• April 28, 2022

Woman Killed in Truck Accident on South DuPont Highway in Harrington, DE

Harrington, DE -- April 27, 2022, an 18-year-old Millsboro woman was killed in a collision with a tractor-trailer on South DuPont Highway in Harrington.

Authorities say the incident happened around 10:30 a.m. along DuPont Highway. Preliminary investigation suggests a northbound 18-wheeler entered the left-turn lane but passed through it and entered the southbound lane, where a Volkswagen Jetta crashed into its right-rear tandem wheels.

The VW's front passenger suffered fatal injuries in the collision. The car's driver was airlifted to an area hospital but the extent of his injuries is unknown. The truck driver was unhurt.

No further information is currently available.

Commentary on 18-Wheeler Accident on DuPont Highway in Harrington

After reading the details in news reports some people may feel there's little more to say. A truck crossed into oncoming traffic and got in the victims' way, triggering the crash; what else is there to know before deciding the commercial driver is at fault?

That may seem reasonable at a glance, but no commercial truck accident is really that simple. That's not to be cynical or to upset anyone--just to set expectations. I've done this work for decades and I can still count on one hand the companies I've encountered that simply accepted the blame and made things right without a fuss. Instead, the majority of companies bitterly contest responsibility and look for ways to deflect fault elsewhere if they can. Bad roads, mysterious brake failures, or even the victims themselves all become scapegoats for the defense.

Woman Killed in Truck Accident on South DuPont Highway in Harrington, DE

A crash in Texas not long ago shows how far out of left field some trucking defenses can be and why it's so important to find the objective facts to refute them.
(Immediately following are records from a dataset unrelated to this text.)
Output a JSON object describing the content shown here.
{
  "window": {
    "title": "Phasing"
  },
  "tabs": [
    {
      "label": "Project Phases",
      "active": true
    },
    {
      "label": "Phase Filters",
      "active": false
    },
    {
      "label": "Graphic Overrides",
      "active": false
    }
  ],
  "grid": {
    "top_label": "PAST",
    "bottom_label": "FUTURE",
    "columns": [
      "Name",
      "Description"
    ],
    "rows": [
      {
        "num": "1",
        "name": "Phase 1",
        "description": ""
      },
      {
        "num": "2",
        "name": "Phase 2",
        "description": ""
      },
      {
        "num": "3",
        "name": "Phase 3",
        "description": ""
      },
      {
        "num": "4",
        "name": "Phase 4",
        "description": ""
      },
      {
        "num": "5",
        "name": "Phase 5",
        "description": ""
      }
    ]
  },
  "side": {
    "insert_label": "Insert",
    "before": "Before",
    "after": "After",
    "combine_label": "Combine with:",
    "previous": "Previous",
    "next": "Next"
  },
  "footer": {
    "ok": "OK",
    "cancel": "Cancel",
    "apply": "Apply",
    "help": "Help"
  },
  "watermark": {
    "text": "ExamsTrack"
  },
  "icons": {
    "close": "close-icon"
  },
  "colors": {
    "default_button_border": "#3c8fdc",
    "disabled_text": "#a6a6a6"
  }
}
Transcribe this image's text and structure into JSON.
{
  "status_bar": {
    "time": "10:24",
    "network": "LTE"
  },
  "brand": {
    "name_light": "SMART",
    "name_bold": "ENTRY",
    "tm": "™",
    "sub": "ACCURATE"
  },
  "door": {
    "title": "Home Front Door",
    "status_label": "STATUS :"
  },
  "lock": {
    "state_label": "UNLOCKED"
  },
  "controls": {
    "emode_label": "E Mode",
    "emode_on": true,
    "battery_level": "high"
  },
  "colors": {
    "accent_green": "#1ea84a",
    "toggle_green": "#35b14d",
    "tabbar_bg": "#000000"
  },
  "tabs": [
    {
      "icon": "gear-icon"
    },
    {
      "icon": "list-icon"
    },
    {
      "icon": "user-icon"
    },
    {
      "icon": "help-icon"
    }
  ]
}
I didn't litigate this particular case, but I can think of few clearer warnings about the need for a careful and thorough investigation. In that situation an 18-wheeler veered onto a highway's shoulder and hit a man changing a flat tire. The victim's family rightly felt the truck driver was negligent, and their attorney thought the facts were clear enough that he didn't have to prepare for the company's insurer to fight back in court.

The defense team caught them completely off-guard by claiming the truck lost control due to a faulty wheel manufactured by a foreign company. Because the attorney hadn't gotten a forensic analysis of the truck done to refute that, somehow the absurd argument convinced the jury. They put 100% of the blame on the wheel's manufacturer, letting the trucking company off essentially scot-free. After that the victim's family was left with little more than an empty chair to pursue as they sought answers and accountability.

That crash and the one in Delaware obviously aren't identical, but one thing that's almost certain after virtually every commercial wreck is that victims must expect pushback from trucking companies and their insurers. With a thorough investigation a case can be built based on clear, convincing evidence. That case then helps victims and families overcome the obstacles put in their way by the defense. Will the necessary steps be taken here to ensure all the facts are found so the victims and their families have what they need to seek help and justice?